One other option that I've tried is to modify the include path so that the test program would get the in-tree copy of the public header file, but that didn't build properly either because the header files aren't properly sanitized and therefore the compiler complains about it (include/uapi/linux/types.h).
One other disadvantage of carrying the sample program in the tree is that there's only infrastructure to build programs natively on the build machine. That's somewhat unfortunate because if you want to run the test program on a different architecture you have to either compile the kernel natively on that architecture (which isn't very practical on many embedded devices) or cross-compile manually.
I think a much nicer solution would be to add infrastructure to cross- compile these test programs, so that they end up being built for the same architecture as the kernel image (i.e. using CROSS_COMPILE).
Adding Michal and the linux-kbuild mailing list, perhaps this has been discussed before, or maybe somebody has a better idea on how to solve this.
I actually looked into this some time ago. May try to dust off the patch. IIRC the kernel provided headers were used for building - not the one installed on the machine. And crosscompile were supported.
That sounds exactly like what I'd want for this. If you need any help, please let me know.
Did you have any time to look into dusting off the patch? If not I'll gladly take whatever you have and dust it off myself.
Thierry
On Thu, Jul 10, 2014 at 11:55:26AM +0200, Thierry Reding wrote:
On Wed, Mar 26, 2014 at 09:32:47AM +0100, Thierry Reding wrote:
On Tue, Mar 25, 2014 at 07:01:10PM +0100, Sam Ravnborg wrote:
There are two things that don't work too well with this. First this causes the build to break if the build machine doesn't have the new public header (include/uapi/linux/dma-buf.h) installed yet. So the only way to make this work would be by building the kernel once with SAMPLES disabled, install the headers and then build again with SAMPLES enabled. Which really isn't very nice.
One other option that I've tried is to modify the include path so that the test program would get the in-tree copy of the public header file, but that didn't build properly either because the header files aren't properly sanitized and therefore the compiler complains about it (include/uapi/linux/types.h).
One other disadvantage of carrying the sample program in the tree is that there's only infrastructure to build programs natively on the build machine. That's somewhat unfortunate because if you want to run the test program on a different architecture you have to either compile the kernel natively on that architecture (which isn't very practical on many embedded devices) or cross-compile manually.
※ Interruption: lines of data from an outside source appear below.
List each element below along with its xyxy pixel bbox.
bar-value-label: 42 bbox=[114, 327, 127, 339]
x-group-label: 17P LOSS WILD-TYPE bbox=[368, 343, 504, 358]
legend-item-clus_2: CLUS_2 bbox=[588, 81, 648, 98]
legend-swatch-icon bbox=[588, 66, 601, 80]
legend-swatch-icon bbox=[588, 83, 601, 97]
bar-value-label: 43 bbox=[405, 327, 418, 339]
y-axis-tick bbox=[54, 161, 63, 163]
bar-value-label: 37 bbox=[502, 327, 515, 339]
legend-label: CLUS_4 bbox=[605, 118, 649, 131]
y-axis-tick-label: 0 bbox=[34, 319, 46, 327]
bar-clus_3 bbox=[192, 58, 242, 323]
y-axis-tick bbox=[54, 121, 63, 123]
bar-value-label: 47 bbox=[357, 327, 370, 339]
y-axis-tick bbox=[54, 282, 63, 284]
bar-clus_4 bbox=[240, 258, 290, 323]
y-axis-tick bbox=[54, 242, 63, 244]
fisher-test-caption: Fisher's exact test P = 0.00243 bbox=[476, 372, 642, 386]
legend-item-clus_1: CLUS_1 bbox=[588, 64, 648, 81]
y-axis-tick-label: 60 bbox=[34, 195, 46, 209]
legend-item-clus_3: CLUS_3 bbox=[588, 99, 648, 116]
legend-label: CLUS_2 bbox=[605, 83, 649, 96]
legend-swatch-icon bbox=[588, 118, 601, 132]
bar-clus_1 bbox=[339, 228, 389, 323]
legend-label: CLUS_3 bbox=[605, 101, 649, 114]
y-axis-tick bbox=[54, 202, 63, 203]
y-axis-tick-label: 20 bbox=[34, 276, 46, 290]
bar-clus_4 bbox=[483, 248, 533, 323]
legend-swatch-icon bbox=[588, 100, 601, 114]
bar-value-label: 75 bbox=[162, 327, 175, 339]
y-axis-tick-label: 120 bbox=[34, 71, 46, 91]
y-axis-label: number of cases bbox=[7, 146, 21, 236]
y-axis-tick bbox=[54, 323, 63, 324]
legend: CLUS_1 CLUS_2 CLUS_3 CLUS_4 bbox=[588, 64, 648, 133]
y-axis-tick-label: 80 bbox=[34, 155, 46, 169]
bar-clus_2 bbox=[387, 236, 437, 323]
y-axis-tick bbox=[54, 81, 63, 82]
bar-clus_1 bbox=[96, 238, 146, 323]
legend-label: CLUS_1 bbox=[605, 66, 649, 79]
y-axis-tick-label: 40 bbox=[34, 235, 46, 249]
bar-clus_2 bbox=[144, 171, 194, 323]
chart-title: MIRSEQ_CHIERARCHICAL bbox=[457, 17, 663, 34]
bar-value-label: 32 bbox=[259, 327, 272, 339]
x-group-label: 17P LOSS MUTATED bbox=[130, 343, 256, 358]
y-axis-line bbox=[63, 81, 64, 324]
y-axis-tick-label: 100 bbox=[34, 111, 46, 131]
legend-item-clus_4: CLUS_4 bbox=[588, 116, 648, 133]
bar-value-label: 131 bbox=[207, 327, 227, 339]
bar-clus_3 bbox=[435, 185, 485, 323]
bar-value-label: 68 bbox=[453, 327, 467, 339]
I think a much nicer solution would be to add infrastructure to cross- compile these test programs, so that they end up being built for the same architecture as the kernel image (i.e. using CROSS_COMPILE).
Adding Michal and the linux-kbuild mailing list, perhaps this has been discussed before, or maybe somebody has a better idea on how to solve this.
I actually looked into this some time ago. May try to dust off the patch. IIRC the kernel provided headers were used for building - not the one installed on the machine. And crosscompile were supported.
That sounds exactly like what I'd want for this. If you need any help, please let me know.
Did you have any time to look into dusting off the patch? If not I'll gladly take whatever you have and dust it off myself.
Thanks for the reminder. I got it almost working after simplifying it a lot. I will be travelling for the next few days but will continue to work on this after the weekend.